Korn, a Democrat and longtime candidate who had never previously won a race for public office, argued that City Hall was being steered by lobbyists and special interests. He spent under $350 of the roughly $5,400 he raised.

In Seat B, Pearlman defeated incumbent Marc Wigder and a third candidate, Meredith Madsen, with 51% of the vote. The city uses a plurality system with no runoff requirement, meaning a candidate needs only the most votes to win outright.

Sipple won Seat D with 54%, beating Robert Weinroth and Larry Cellon for the right to succeed Thomson, who is moving up to the mayor’s office.

All three winning candidates carried endorsements from Save Boca, a movement that has forcefully opposed plans to redevelop the city’s downtown. Save Boca’s central argument is that the city can finance improvements to the downtown area directly, without leasing public land to private developers. Opponents of that view contend the proposed projects would modernize the city and generate badly needed revenue.

The election unfolded against a backdrop of genuine anger about Boca Raton’s growth trajectory.
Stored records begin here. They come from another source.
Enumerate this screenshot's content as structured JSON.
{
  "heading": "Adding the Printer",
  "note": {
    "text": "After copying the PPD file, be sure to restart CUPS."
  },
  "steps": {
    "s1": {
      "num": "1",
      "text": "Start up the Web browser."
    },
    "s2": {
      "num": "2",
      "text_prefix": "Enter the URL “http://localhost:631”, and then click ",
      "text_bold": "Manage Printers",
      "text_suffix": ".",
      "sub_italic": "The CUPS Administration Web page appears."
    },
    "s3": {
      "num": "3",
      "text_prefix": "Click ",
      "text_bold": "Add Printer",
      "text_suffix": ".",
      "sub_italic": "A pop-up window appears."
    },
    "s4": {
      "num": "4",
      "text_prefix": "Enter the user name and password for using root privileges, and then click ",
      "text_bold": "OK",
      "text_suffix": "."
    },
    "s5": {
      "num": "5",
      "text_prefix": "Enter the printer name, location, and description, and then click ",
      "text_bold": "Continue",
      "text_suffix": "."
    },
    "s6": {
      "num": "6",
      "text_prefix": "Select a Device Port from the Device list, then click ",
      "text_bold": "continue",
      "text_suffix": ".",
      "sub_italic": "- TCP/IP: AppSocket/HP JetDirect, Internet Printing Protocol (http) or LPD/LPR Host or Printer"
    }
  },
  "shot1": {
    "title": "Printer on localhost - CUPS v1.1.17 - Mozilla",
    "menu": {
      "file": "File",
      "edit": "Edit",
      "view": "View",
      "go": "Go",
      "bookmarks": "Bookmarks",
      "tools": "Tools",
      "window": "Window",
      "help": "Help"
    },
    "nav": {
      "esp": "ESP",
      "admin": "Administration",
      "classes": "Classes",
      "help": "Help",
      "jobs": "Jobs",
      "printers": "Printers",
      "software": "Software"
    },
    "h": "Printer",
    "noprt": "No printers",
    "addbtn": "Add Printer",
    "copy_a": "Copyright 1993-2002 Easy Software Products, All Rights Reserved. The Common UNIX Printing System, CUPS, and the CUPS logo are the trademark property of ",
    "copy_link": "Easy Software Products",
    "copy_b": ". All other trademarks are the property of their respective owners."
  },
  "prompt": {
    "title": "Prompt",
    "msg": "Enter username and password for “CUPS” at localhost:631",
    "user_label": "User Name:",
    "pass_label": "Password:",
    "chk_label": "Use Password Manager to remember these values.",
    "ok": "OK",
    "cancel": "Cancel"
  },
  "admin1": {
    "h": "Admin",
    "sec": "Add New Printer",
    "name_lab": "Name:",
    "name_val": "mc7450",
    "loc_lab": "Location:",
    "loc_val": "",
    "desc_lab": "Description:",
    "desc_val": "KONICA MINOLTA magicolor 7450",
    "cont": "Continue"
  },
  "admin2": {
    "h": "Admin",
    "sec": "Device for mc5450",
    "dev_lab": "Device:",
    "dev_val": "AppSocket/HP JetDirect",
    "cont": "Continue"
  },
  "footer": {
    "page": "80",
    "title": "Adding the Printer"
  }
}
Residents packed public meetings in recent months to argue both sides. Supporters of the development plans pointed to economic benefits and private investment. Critics warned that major projects were being approved faster than roads, parking, and public safety infrastructure could keep pace, a concern Korn echoed even as he fell short Tuesday.

The outcome suggests that, for now, the critics have the votes.

Boca Raton City Council seats carry three-year terms with a limit of two consecutive terms. Members are elected at large on a nonpartisan basis, though the candidates in this cycle reflected clear partisan and ideological differences on the core question of how aggressively the city should pursue private development.

With Grau, Pearlman, and Sipple joining the council alongside a new mayor, the Save Boca coalition will hold significant sway over upcoming decisions on development proposals that have already drawn years of public debate. Whether the group can translate its electoral momentum into durable policy changes will depend on how quickly those proposals come back before the council and how the new members navigate the competing interests that have long shaped growth politics in Boca Raton.

What is clear after Tuesday is that Boca Raton voters wanted new voices at the table. They got three of them.